An already much quoted case study, the Starwood Hotel Business acquisition by the Marriot Hotel Group has attracted comment from Data Privacy Professionals, not only because it involves an American company, but due to the apparent lack of attention the M&A due diligence process gave to key new, high profile, data privacy, security and protection regulations – in Europe and globally.

Marriot have been criticised and have received a notice of intention to fine from the ICO, the UK data protection regulator, for not investigating more deeply the data breach suffered by its acquisition of Starwood Hotels, albeit back in 2016 . The ICO said that, “With all the resources they have, they (Marriott) should have been able to isolate hackers back in 2015.”

The Key Lessons:

· Accepting on trust that there are good security practices, good data hygiene and that no breaches have occurred is not enough.

· Investors and acquiring organizations should see proof of security practices and controls, policies and actual processes from the target organisations.

· All investors and acquirers should perform extensive technical due diligence to ensure their investment is wise.

· Target organizations should be prepared or risk a reduction in valuation or cancellation of investment.

The regulatory and commercial importance of data privacy and security has been increasing rapidly in parallel with the growth in the information economy. In general, data are the most critical assets of a company. In an M&A context, it is now more important than ever to understand what personal data is held within the organisation, where that data is held, who can access the data and how the data is processed and used.

· The stick: large fines being imposed by regulatory authorities for data privacy breaches and data misuse.

· The carrot: competitive advantage through increased and stakeholder trust. We are also likely to see increased interest from investors and acquirers in companies that have class leading data asset management.

When considering acquiring, investing or partnering with another organisation, it is common to undertake a due diligence process. This often concentrates on financial metrics and financial risks. Technical and Intellectual Property due diligence is often undertaken, to a greater or lesser extent. Often this is a box ticking exercise that tries to identify obvious risks.

Dr Graham Dodgson of The Trust Bridge states that “Now must be added a data protection audit. Every acquiring company or investor must undertake this process with the utmost thoroughness. An inadequate due diligence process opens the acquiring company up to immense financial and reputational risks.
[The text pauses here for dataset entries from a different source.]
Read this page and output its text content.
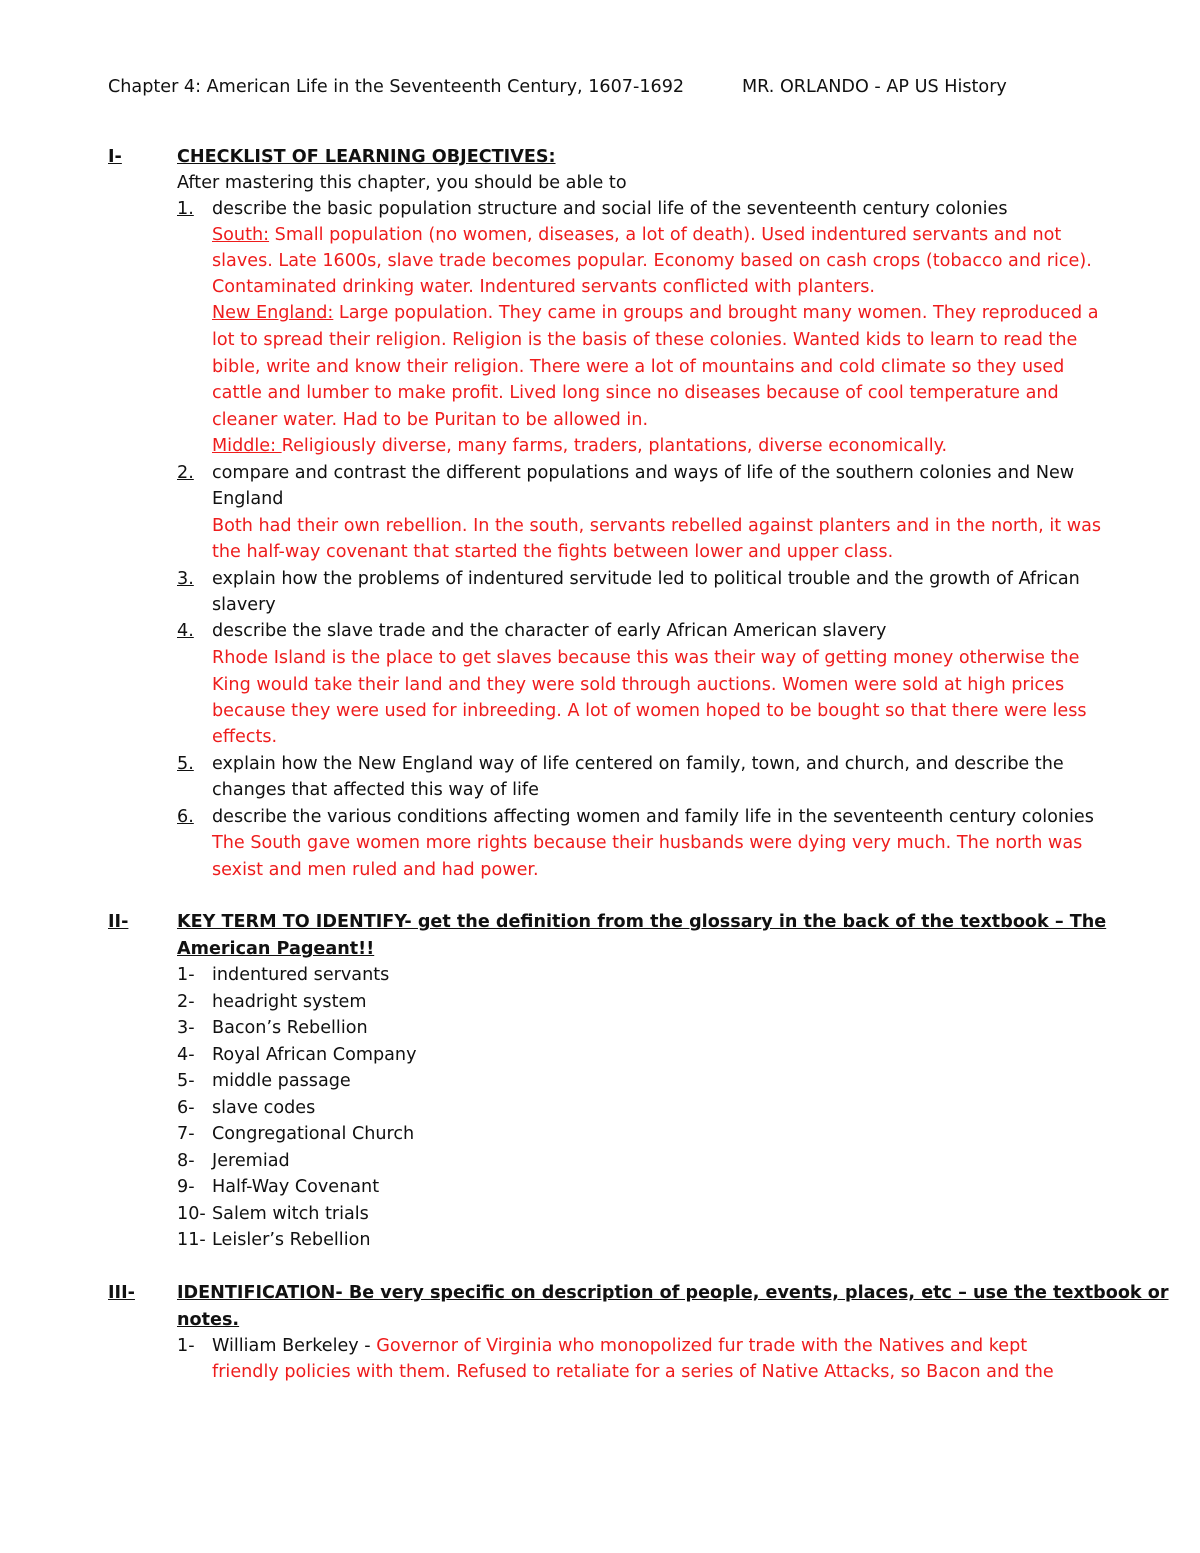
Chapter 4: American Life in the Seventeenth Century, 1607-1692	MR. ORLANDO - AP US History
I-	CHECKLIST OF LEARNING OBJECTIVES:
After mastering this chapter, you should be able to
1.	describe the basic population structure and social life of the seventeenth century colonies
South: Small population (no women, diseases, a lot of death). Used indentured servants and not
slaves. Late 1600s, slave trade becomes popular. Economy based on cash crops (tobacco and rice).
Contaminated drinking water. Indentured servants conflicted with planters.
New England: Large population. They came in groups and brought many women. They reproduced a
lot to spread their religion. Religion is the basis of these colonies. Wanted kids to learn to read the
bible, write and know their religion. There were a lot of mountains and cold climate so they used
cattle and lumber to make profit. Lived long since no diseases because of cool temperature and
cleaner water. Had to be Puritan to be allowed in.
Middle: Religiously diverse, many farms, traders, plantations, diverse economically.
2.	compare and contrast the different populations and ways of life of the southern colonies and New
England
Both had their own rebellion. In the south, servants rebelled against planters and in the north, it was
the half-way covenant that started the fights between lower and upper class.
3.	explain how the problems of indentured servitude led to political trouble and the growth of African
slavery
4.	describe the slave trade and the character of early African American slavery
Rhode Island is the place to get slaves because this was their way of getting money otherwise the
King would take their land and they were sold through auctions. Women were sold at high prices
because they were used for inbreeding. A lot of women hoped to be bought so that there were less
effects.
5.	explain how the New England way of life centered on family, town, and church, and describe the
changes that affected this way of life
6.	describe the various conditions affecting women and family life in the seventeenth century colonies
The South gave women more rights because their husbands were dying very much. The north was
sexist and men ruled and had power.
II-	KEY TERM TO IDENTIFY- get the definition from the glossary in the back of the textbook – The
American Pageant!!
1- indentured servants
2- headright system
3- Bacon’s Rebellion
4- Royal African Company
5- middle passage
6- slave codes
7- Congregational Church
8- Jeremiad
9- Half-Way Covenant
10- Salem witch trials
11- Leisler’s Rebellion
III-	IDENTIFICATION- Be very specific on description of people, events, places, etc – use the textbook or
notes.
1- William Berkeley - Governor of Virginia who monopolized fur trade with the Natives and kept
friendly policies with them. Refused to retaliate for a series of Native Attacks, so Bacon and the
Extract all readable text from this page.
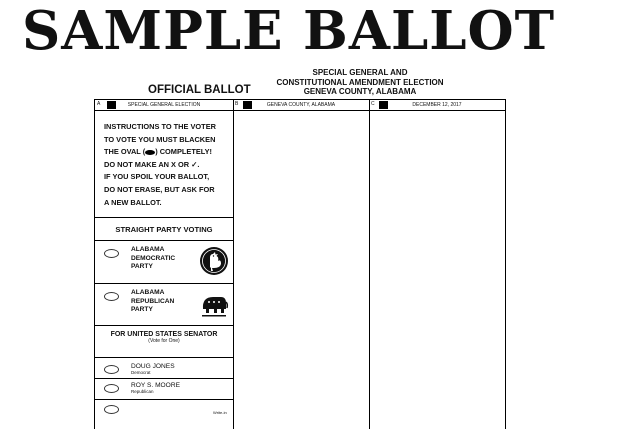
SAMPLE BALLOT
OFFICIAL BALLOT
SPECIAL GENERAL AND
CONSTITUTIONAL AMENDMENT ELECTION
GENEVA COUNTY, ALABAMA
A	SPECIAL GENERAL ELECTION	B	GENEVA COUNTY, ALABAMA	C	DECEMBER 12, 2017
INSTRUCTIONS TO THE VOTER
TO VOTE YOU MUST BLACKEN
THE OVAL ( ) COMPLETELY!
DO NOT MAKE AN X OR ✓.
IF YOU SPOIL YOUR BALLOT,
DO NOT ERASE, BUT ASK FOR
A NEW BALLOT.
STRAIGHT PARTY VOTING
ALABAMA
DEMOCRATIC
PARTY
ALABAMA
REPUBLICAN
PARTY
FOR UNITED STATES SENATOR
(Vote for One)
DOUG JONES
Democrat
ROY S. MOORE
Republican
Write-in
The Data Due Diligence process should ensure that the organisation to be acquired conforms to data regulations, and if not, has demonstrable plans in place to become fully compliant. This will typically be achieved by means of a detailed due diligence questionnaire and the review of existing policies and procedures.

Equally importantly, the acquirer must carry out a technical audit to establish whether the target company is aware of:

· what its data assets are and where they are;

· the level of accuracy and importance of any data asset;

· access permissions to that data;

· what physical and cyber security protocols are in place;

· whether the data are “portable”.

This must include continuing processes to cope with the inevitable data security problems that will arise, such that any disruption caused will be ameliorated, especially where user data is involved.

This is not a one-off fix for the organisation.

Excellent data asset management is key to business performance and it is not an exaggeration to say it will be key to survival.

Although many of the current regulations of concern deal with personal data, the data assets of a company cover much more information and knowledge. In general, it behoves a company to understand data at a strategic level and not assume just because the company is compliant with regulations at a given time, all is well with the organisations data policies and procedures.

The “How” of Data Due Diligence

An outside expert advisor is key. An organisation that understands the regulations, what new regulations are emerging and has the legal and technical expertise and resources to assess risk and fix what is non-compliant or should be improved.

When hiring a specialist firm to investigate the data management of an organisation during the due diligence process, it is important to assess the financial and business risks involved in any subsequent deal, whether acquisition, merger, investment, or partnership.

Key to this risk assessment is understanding, not just the current situation, but also developing a remedial plan to achieve current regulatory compliance. Assuming there are deficiencies, an action plan is then vital to move the organisation towards best of breed data asset management.

For example, we work with clients to implement any necessary changes to operations and procedures to comply with regulations. Over and above this necessary level of compliance, there is an opportunity for companies to evolve their data security and privacy systems and processes into best practice. And to embed a data-aware culture across their organisation and third-party suppliers and partners.

“No acquirer or investor can afford to take on trust that an acquisition target has full control of their data and that they are compliant with existing and emerging regulations.” Alex Brown, Partner, Simmons & Simmons.

It is important to note that an acquisition target organisation may not be compliant with regulations but may well be attractive once an understanding is gained of the financial, operational and technical implications of bringing the company to good practice.

Our services help guide the acquirer to make an informed decision to proceed with the takeover or merger, and whether to modify the takeover conditions or price or seek other forms of protection in the deal documentation.

It may also arise that an acquisition target will be considered even more valuable if its data privacy and security systems and processes follow best practice and are more developed than those of the acquiring company. In this case, the acquirer can learn from the target company and reverse engineer their processes and procedures into the acquirer.

In this sense the acquirer is leveraging the intellectual property of the target company since excellent data systems and processes can be considered valuable proprietary knowledge in much the same way as a better production method for a product or a patent on a technical product or process.

Following an acquisition, there will be a period of alignment, both with regulation and between the policies, processes and systems of the two companies. The priorities for regulatory alignment will have been identified during the due diligence/ audit process. This may well require staff training and education, amalgamation of records of processing activities, reviews of the risks including undertaking or updating Data Protection Impact Assessments across the combined organisation, management of data subject rights and consents, and standardisation of all legally required documents. Again, this post acquisition activity should not be under estimated.


Data privacy and protection regulations, starting with the EU General Data Protection Regulation, have forced organizations to revise their data practices, and demand that better processes are implemented. Good data hygiene, high levels of security, and transparency of data use across the entire data ecosystem, including 3rd parties, together engender greater trust in customers and suppliers. This extends to any investor or acquirer of a business.